Yes, in many areas there are great dialogues taking place around this issue. We have seen the Biden Administration unveil a record number of Executive Actions to end gun violence that are meaningful, and that has shifted the role of enforcement agencies to focusing more on suppliers of guns and preventing the problem of gun violence before it starts. But to make a difference, more lawmakers must focus on gun violence for what it is: a public health epidemic that requires strong, effective policy like the Brady law, better enforcement of that policy, and a laser focus on the demands of responsible gun ownership.

Far too many lawmakers are beholden to the NRA – they are doing their bidding and potentially delivering that reality to America. They need to step back and understand that our very lives are at stake and that the majority of Americans – their constituents – do not want to live in a country where anyone can carry a gun anywhere for any reason. This is not about whether you are Republican or Democrat, from a Red or Blue State, a man or a woman – it is about living in a world where we can go about our daily lives without an omnipresent fear of being shot.

How critical are metrics to track the impact of Brady’s work?

Metrics are absolutely critical. Brady is a data driven organization that recognizes that to end gun violence in America means being focused on facts. And, those facts are clear. We lose more than 40,000 Americans to gun violence and over 80,000 are injured each year. But gun violence is a multifacted issue: what drives homicides is different than suicide by gun and that is again different from unintentional injury of kids in the home, and domestic violence. Each of these types of violence is linked by a gun, but how you solve these different problems will take different combinations of policy, enforcement of law, and education. Brady focuses on the data, tracks rates of gun violence across all states and the nation and advances programs with the greatest potential to tackle gun violence in a way that drastically reduces the rate of gun death and injury in this country. We view ourselves as the legacy leader of the gun violence prevention movement in this country and take that role very seriously. We invest in differentiated solutions that tackle gun violence at its source and shift the burden of solving this problem from the victims and their families to the source.

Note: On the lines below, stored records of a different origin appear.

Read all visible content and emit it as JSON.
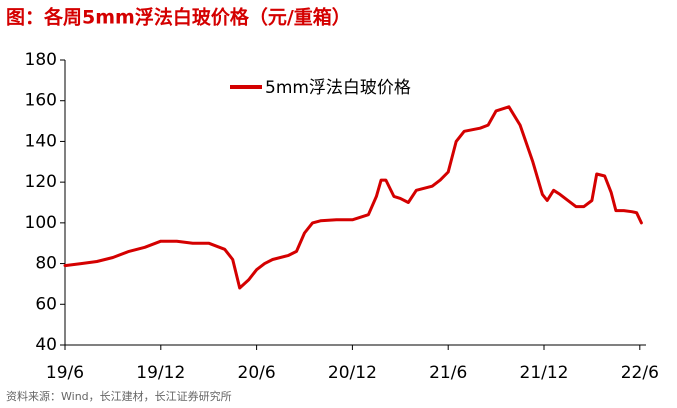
{
  "chart_data": {
    "type": "line",
    "title": "图：各周5mm浮法白玻价格（元/重箱）",
    "source": "资料来源：Wind，长江建材，长江证券研究所",
    "xlim": [
      0,
      36.2
    ],
    "xticks": [
      {
        "value": 0,
        "label": "19/6"
      },
      {
        "value": 6,
        "label": "19/12"
      },
      {
        "value": 12,
        "label": "20/6"
      },
      {
        "value": 18,
        "label": "20/12"
      },
      {
        "value": 24,
        "label": "21/6"
      },
      {
        "value": 30,
        "label": "21/12"
      },
      {
        "value": 36,
        "label": "22/6"
      }
    ],
    "ylim": [
      40,
      180
    ],
    "yticks": [
      40,
      60,
      80,
      100,
      120,
      140,
      160,
      180
    ],
    "legend": "top",
    "series": [
      {
        "name": "5mm浮法白玻价格",
        "color": "#d40000",
        "x": [
          0,
          1,
          2,
          3,
          4,
          5,
          6,
          7,
          8,
          9,
          10,
          10.5,
          10.94,
          11.5,
          12,
          12.5,
          13,
          14,
          14.5,
          15,
          15.5,
          16,
          17,
          18,
          19,
          19.5,
          19.8,
          20.1,
          20.6,
          21,
          21.5,
          22,
          23,
          23.5,
          24,
          24.5,
          25,
          26,
          26.5,
          27,
          27.8,
          28.5,
          29.3,
          29.9,
          30.2,
          30.6,
          31,
          32,
          32.5,
          33,
          33.3,
          33.8,
          34.2,
          34.5,
          35,
          35.5,
          35.8,
          36.1
        ],
        "values": [
          79,
          80,
          81,
          83,
          86,
          88,
          91,
          91,
          90,
          90,
          87,
          82,
          68,
          72,
          77,
          80,
          82,
          84,
          86,
          95,
          100,
          101,
          101.5,
          101.5,
          104,
          113,
          121,
          121,
          113,
          112,
          110,
          116,
          118,
          121,
          125,
          140,
          145,
          146.5,
          148,
          155,
          157,
          148,
          130,
          114,
          111,
          116,
          114,
          108,
          108,
          111,
          124,
          123,
          115,
          106,
          106,
          105.5,
          105,
          100
        ]
      }
    ]
  }
}
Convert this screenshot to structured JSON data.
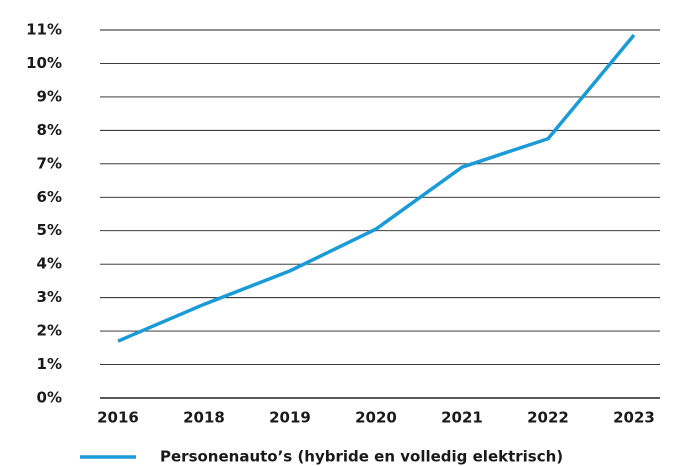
{
  "chart_data": {
    "type": "line",
    "categories": [
      "2016",
      "2018",
      "2019",
      "2020",
      "2021",
      "2022",
      "2023"
    ],
    "series": [
      {
        "name": "Personenauto’s (hybride en volledig elektrisch)",
        "color": "#1a9ad6",
        "values": [
          1.7,
          2.8,
          3.8,
          5.05,
          6.9,
          7.75,
          10.85
        ]
      }
    ],
    "ylim": [
      0,
      11
    ],
    "yticks": [
      {
        "value": 0,
        "label": "0%"
      },
      {
        "value": 1,
        "label": "1%"
      },
      {
        "value": 2,
        "label": "2%"
      },
      {
        "value": 3,
        "label": "3%"
      },
      {
        "value": 4,
        "label": "4%"
      },
      {
        "value": 5,
        "label": "5%"
      },
      {
        "value": 6,
        "label": "6%"
      },
      {
        "value": 7,
        "label": "7%"
      },
      {
        "value": 8,
        "label": "8%"
      },
      {
        "value": 9,
        "label": "9%"
      },
      {
        "value": 10,
        "label": "10%"
      },
      {
        "value": 11,
        "label": "11%"
      }
    ],
    "grid": true,
    "legend": "bottom"
  }
}
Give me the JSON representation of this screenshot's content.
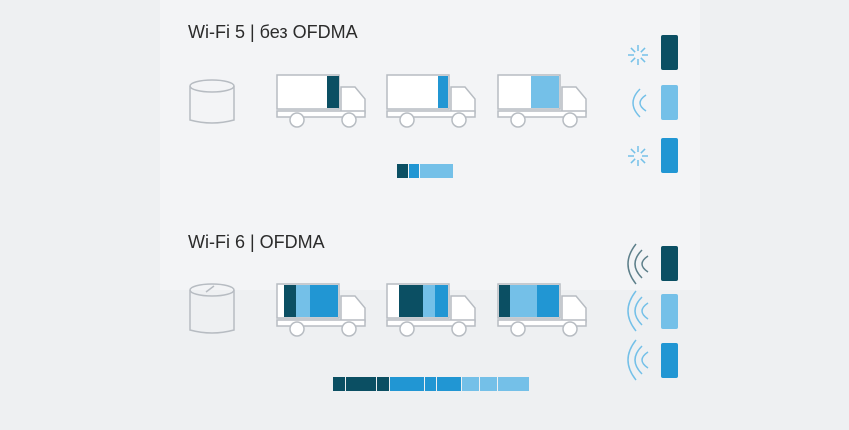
{
  "sections": [
    {
      "title": "Wi-Fi 5 | без OFDMA"
    },
    {
      "title": "Wi-Fi 6 | OFDMA"
    }
  ]
}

When you are addressing an issue such as gun violence prevention that is a long-term challenge, how do you measure success for Brady’s efforts?

We focus on all of the drivers of gun violence in America and measure our programmatic reach, our legislative accomplishments, and our legal case wins. We know, for example, that since the Brady law was enacted it has stopped more than three million sales of guns to individuals who are prohibited purchasers. We know that this law has contributed to the reduction of what otherwise would be violent acts and helped to save countless Americans. In all that we do, we focus on similar metrics and measures to determine our impact on behavior, on societal norms, and ultimately on lives saved from preventable gun violence.

Did you always know that you were attracted to this type of work and that this is how you wanted to focus your career?

I grew up in a household with a mother who volunteered on political campaigns and a father who spent his career fighting for fair housing and non-discriminatory housing policies as a senior federal employee. I have always been inspired by the need to make the world more fair, more just, and one that lives up to an ideal that I think is essential: that we are all equal and should have the opportunity to live in an environment that allows us to reach our potential. Gun violence robs far too many Americans of the right to reach their potential. It wreaks havoc on our social fabric, furthering gross and disturbing inequities and creating a moral failure as a nation that must be addressed if we are to consider ourselves a just, fair, decent society. Given my feelings on this issue, my family background, and the world I want to leave my daughters, I can think of no more worthy focus of my time than leading this incredible organization with a legacy of achievement that Jim and Sarah, thousands of volunteers, and victims and survivors of gun violence, left for us all. It is now our job to advance that work and create the safer America we all deserve.